We received exhaustive feedback during the FIRST.org CTI conference in London and the [ATT&CK EU community](https://www.attack-community.org/) workshop at Eurocontrol concerning the ATT&CK integration in MISP. The matrix visualisation has been improved by sorting and reorganising the individual techniques based on their aggregate scores. These statistics can now easily be queried based on time-ranges, organisations, tags, along with all other restSearch enabled filters to generate ATT&CK like matrix views.
An issue was discovered in MISP 2.4.108. Organisation admins could reset credentials for site admins (organization admins have the inherent ability to reset passwords for all of their organization's users) or impersonate them by reusing their API keys. This could be abused in a situation where the host organisation of an instance decides to use organisation admins to further manage their own users. The potential for abuse is limited to situations where the host organisation of an instance creates lower-privilege organisation admins instead of the usual site admins, so whilst it was indeed in the spirit of what the powers of organisation admins are, we agree that this was a bad design decision. [CVE-2019-12794](https://cve.circl.lu/cve/CVE-2019-12794) Thanks to Raymond Schippers for the report.
- [permissions] Fixed the default sync/user/publisher permissions to include perm_tagger and perm_tag_editor(sync only).
- And many other [fixes](https://www.misp-project.org/Changelog.txt).
# MISP galaxy, object templates and warning-lists updated
[MISP galaxy](https://www.misp-project.org/galaxy.html), [MISP object templates](https://www.misp-project.org/objects.html) and [MISP warning-lists](https://github.com/MISP/misp-warninglists/) have been updated to the latest version.
New [default feeds](https://www.misp-project.org/feeds/) were added in MISP. Don't hesitate to contact us if you have any idea for new feeds.

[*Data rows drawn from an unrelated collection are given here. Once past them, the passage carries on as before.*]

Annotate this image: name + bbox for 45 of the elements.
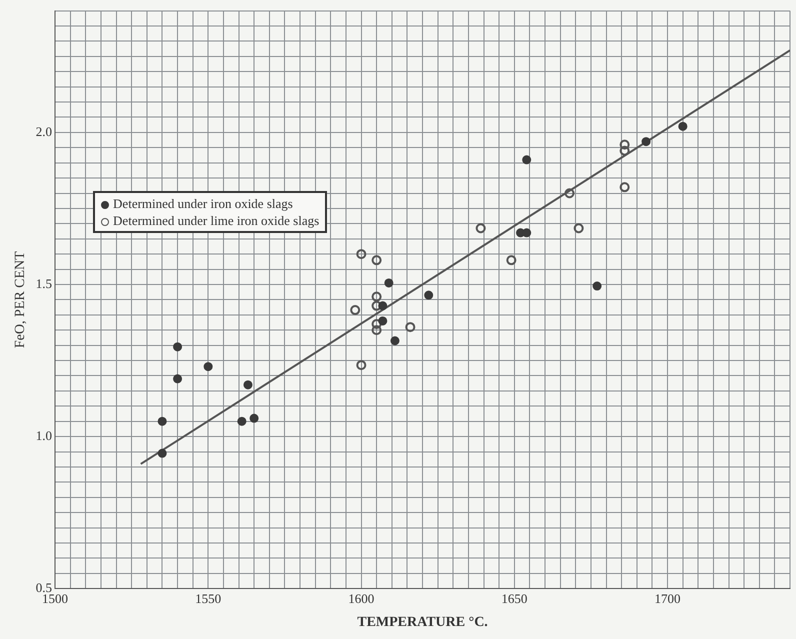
point <box>372 255 382 266</box>
x-tick-label: 1600 <box>348 590 374 606</box>
point <box>372 319 382 330</box>
legend-label: Determined under iron oxide slags <box>112 194 294 212</box>
point <box>173 374 182 384</box>
point <box>378 301 388 310</box>
point <box>678 122 688 131</box>
point <box>173 342 182 352</box>
point <box>424 290 434 300</box>
x-tick-label: 1700 <box>654 590 681 606</box>
point <box>158 448 167 458</box>
point <box>476 223 486 234</box>
point <box>350 305 360 316</box>
point <box>592 282 602 291</box>
y-tick-label: 1.5 <box>36 276 52 291</box>
point <box>243 380 252 390</box>
point <box>372 325 382 336</box>
point <box>642 137 651 146</box>
point <box>620 182 630 192</box>
point <box>506 255 516 266</box>
point <box>620 146 630 156</box>
point <box>405 322 416 332</box>
point <box>158 416 167 426</box>
point <box>250 414 259 423</box>
x-tick-label: 1550 <box>195 590 222 606</box>
point <box>356 360 366 370</box>
x-axis-title: TEMPERATURE °C. <box>357 615 488 630</box>
point <box>522 155 532 164</box>
x-tick-label: 1650 <box>501 590 528 606</box>
y-tick-label: 1.0 <box>36 428 52 443</box>
point <box>620 140 630 150</box>
point <box>390 336 400 346</box>
point <box>356 249 366 260</box>
point <box>204 362 213 372</box>
y-tick-label: 0.5 <box>36 580 52 596</box>
point <box>372 292 382 302</box>
point <box>372 300 382 311</box>
legend-label: Determined under lime iron oxide slags <box>112 212 320 229</box>
y-tick-label: 2.0 <box>36 124 52 139</box>
point <box>384 278 394 288</box>
point <box>237 416 246 426</box>
point <box>564 188 575 198</box>
y-axis-title: FeO, PER CENT <box>13 250 28 348</box>
point <box>378 316 388 326</box>
point <box>574 223 584 234</box>
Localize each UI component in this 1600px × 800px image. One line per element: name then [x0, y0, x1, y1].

We would like to thank all the contributors, reporters and users who have helped us in the past months to improve MISP and information sharing at large.
As always, a detailed and [complete changelog is available](https://www.misp-project.org/Changelog.txt) with all the fixes, changes and improvements.
The next version of MISP will include major changes to the data-model by introducing new functionalities that support forensic capabilities, with a special focus on improving the time representation of MISP attributes and objects. The next release will update various tables in the database as usual, but the automatic update might take longer than usual (on larger instances between 30 and 45 minutes) depending on the number of attributes stored in the instance. During the update procedure, MISP will be unavailable until the update is complete. We will notify our users in advance to prepare their upgrade plan for the next release 2.4.110.